1.2-4 Outline of the Trial
Revised to December 1, 2007
The procedure of the trial is as follows:
After I finish this instruction, the state will present its evidence.1
Then the defendant may present evidence. The defendant has no legal obligation to present evidence. The law does not require a defendant to prove (his/her) innocence or to produce any evidence. If the defendant does present evidence, the state may then present rebuttal evidence if it so chooses.
When all evidence has been presented to you, the lawyers will then make their argument to you. Bear in mind that argument is not evidence; you may consider argument of counsel during your deliberations, but it is not evidence.
Under our rules, the state argues first; then the defendant through counsel argues; and the state argues a second time. But the defendant does not argue a second time. Each counsel is given the same amount of time for argument; it is only the state that breaks its argument in two parts.
When arguments are completed, I will then instruct you as to the law that you must apply in this case.
At the conclusion of the instructions, I will send you to the jury room to begin your deliberations. That is the first time you will discuss this case with anyone. Up until that time you will not discuss this case with anyone -- not even each other.

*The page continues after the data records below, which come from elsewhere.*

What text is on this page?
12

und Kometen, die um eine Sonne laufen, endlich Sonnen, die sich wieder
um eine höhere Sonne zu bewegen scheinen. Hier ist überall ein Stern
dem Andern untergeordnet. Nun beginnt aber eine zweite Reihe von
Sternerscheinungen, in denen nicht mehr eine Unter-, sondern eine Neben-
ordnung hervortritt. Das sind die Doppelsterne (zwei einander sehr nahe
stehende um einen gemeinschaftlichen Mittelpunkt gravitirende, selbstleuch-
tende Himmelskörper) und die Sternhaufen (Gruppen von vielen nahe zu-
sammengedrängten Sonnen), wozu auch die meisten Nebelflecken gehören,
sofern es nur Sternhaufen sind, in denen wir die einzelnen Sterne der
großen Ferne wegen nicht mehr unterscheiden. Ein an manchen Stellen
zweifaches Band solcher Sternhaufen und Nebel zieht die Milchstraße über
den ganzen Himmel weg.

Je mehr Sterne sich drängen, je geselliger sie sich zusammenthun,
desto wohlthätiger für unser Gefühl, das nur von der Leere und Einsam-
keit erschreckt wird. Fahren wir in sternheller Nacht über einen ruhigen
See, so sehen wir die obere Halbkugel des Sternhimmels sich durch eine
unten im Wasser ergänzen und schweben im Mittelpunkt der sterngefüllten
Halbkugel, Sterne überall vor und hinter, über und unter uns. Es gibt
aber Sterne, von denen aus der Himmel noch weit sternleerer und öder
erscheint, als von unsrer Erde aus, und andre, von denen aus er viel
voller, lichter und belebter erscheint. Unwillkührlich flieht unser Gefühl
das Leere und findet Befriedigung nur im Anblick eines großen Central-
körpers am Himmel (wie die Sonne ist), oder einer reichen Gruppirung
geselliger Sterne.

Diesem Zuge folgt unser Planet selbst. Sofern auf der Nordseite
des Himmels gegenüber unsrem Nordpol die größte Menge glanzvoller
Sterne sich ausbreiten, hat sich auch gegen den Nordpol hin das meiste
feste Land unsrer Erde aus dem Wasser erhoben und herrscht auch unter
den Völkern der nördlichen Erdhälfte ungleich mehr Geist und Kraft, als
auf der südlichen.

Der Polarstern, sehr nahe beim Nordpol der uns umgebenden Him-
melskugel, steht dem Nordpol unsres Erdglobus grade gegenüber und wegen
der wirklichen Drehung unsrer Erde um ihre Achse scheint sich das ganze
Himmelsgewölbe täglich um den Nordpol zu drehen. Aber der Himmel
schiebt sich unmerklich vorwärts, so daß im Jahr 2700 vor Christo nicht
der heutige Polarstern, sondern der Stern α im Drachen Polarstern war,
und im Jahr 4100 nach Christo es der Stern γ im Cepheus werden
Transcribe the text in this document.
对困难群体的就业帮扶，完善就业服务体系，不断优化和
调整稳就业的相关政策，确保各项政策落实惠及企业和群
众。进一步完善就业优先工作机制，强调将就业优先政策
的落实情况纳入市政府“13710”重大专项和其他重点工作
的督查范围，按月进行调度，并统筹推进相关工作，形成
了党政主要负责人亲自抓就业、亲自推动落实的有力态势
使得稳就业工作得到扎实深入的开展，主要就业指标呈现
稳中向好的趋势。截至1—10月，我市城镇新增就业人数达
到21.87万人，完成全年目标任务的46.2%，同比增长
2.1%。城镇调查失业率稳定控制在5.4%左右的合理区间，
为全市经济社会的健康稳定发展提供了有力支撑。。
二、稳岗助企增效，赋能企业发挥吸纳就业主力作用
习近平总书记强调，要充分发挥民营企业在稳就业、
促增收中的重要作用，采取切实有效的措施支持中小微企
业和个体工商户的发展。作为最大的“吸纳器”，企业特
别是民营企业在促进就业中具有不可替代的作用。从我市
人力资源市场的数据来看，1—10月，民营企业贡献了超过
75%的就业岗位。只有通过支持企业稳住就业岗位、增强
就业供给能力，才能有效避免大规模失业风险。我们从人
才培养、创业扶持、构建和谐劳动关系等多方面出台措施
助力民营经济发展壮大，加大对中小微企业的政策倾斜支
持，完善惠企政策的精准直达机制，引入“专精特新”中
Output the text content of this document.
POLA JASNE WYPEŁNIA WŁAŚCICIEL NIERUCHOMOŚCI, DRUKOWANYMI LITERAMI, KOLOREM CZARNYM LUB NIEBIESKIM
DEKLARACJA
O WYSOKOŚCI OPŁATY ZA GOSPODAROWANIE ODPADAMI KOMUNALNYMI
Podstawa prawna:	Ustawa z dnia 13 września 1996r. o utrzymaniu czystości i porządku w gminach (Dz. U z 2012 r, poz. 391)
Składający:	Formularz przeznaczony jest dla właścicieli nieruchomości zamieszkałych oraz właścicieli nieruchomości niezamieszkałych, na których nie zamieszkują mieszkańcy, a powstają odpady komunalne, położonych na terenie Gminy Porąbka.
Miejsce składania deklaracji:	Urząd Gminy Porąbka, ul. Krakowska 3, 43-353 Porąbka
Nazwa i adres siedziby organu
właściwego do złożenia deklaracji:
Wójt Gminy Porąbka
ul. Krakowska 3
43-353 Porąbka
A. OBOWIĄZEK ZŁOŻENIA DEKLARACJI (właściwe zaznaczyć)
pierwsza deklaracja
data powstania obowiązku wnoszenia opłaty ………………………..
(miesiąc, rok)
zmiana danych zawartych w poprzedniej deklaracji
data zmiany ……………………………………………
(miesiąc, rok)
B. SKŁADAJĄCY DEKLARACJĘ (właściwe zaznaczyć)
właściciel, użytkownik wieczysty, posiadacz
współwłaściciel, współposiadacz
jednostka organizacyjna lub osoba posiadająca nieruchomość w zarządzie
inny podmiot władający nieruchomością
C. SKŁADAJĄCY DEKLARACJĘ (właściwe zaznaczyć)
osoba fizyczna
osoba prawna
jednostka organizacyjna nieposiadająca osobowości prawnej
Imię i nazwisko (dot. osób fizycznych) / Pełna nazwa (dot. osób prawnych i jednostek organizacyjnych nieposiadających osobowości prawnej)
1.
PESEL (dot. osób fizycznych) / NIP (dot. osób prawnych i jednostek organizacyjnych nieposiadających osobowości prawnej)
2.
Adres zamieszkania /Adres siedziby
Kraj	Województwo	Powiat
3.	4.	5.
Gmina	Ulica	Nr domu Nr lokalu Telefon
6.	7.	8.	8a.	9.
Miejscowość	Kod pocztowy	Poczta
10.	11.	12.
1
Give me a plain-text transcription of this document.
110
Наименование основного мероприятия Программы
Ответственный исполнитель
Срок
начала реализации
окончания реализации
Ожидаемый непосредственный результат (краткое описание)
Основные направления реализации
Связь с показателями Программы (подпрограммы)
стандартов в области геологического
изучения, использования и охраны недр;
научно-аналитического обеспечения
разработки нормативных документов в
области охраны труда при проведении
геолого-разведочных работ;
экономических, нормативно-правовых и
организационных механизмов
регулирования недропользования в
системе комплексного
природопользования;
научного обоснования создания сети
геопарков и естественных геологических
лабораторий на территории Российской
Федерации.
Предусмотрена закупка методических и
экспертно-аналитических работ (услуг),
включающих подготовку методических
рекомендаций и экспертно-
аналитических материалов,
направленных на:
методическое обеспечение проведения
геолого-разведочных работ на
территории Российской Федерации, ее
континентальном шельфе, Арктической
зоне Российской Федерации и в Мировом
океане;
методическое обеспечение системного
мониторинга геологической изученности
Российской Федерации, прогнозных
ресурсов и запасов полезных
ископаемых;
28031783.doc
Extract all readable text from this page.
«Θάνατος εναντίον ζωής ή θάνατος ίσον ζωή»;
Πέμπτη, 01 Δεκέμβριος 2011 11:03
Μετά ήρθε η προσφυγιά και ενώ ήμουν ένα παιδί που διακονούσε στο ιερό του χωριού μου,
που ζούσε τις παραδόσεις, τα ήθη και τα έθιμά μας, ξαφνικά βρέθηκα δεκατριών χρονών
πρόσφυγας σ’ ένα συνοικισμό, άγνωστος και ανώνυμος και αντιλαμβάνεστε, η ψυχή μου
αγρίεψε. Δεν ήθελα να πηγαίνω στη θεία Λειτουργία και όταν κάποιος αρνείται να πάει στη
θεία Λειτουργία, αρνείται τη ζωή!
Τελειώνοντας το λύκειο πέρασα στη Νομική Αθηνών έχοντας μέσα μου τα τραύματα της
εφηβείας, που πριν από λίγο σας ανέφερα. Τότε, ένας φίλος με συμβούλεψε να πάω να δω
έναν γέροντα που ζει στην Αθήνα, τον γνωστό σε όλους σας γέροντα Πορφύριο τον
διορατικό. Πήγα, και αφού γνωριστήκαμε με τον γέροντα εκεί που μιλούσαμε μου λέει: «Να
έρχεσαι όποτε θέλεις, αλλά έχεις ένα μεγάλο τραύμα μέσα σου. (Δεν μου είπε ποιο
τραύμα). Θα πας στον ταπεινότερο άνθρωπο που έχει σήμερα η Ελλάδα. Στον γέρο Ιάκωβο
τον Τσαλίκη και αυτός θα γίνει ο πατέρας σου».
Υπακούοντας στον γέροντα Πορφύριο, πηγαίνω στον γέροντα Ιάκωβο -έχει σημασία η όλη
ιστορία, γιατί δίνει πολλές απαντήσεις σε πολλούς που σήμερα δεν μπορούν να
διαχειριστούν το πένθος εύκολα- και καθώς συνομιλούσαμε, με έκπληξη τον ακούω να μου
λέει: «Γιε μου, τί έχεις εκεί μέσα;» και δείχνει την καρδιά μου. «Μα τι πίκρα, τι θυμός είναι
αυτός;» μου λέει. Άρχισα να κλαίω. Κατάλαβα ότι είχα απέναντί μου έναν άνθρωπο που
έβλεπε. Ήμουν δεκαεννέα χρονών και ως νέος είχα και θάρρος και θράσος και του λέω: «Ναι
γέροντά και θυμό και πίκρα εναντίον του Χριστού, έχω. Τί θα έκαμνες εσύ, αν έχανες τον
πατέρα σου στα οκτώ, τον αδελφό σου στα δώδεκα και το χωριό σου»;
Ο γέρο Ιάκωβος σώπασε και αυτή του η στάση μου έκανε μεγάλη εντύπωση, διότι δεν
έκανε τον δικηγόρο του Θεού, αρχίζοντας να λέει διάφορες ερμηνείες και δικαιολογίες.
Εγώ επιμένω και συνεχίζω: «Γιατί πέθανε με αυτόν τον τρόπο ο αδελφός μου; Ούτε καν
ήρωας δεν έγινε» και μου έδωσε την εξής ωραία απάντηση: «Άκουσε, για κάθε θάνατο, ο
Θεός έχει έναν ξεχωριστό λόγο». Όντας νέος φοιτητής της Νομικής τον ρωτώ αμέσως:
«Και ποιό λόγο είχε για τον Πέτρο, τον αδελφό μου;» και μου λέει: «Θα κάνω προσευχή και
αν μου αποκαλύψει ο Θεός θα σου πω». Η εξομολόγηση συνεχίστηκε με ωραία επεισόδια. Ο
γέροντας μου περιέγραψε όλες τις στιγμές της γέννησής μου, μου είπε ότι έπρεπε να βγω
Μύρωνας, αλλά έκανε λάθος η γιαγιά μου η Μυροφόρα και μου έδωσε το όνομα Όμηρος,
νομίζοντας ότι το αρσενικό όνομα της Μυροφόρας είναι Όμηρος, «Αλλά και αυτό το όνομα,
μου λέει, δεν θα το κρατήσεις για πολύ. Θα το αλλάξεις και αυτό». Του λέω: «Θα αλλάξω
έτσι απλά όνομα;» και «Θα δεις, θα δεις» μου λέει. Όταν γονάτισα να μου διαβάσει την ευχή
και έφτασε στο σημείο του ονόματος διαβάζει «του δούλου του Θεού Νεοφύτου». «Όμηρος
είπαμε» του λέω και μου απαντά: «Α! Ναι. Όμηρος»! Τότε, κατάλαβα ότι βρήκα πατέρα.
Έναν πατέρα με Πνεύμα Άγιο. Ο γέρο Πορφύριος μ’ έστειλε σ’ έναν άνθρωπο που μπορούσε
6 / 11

Once deliberations start, all deliberations must be conducted in the jury
room only when all jurors are present. When you deliberate, you apply the facts
that you find to the law as I instruct you to reach your verdict. Your verdict
must be unanimous.
1 If the parties will be making opening statements, note that here with an explanation that such statements are not evidence, but merely a brief overview of the evidence that the jury will hear.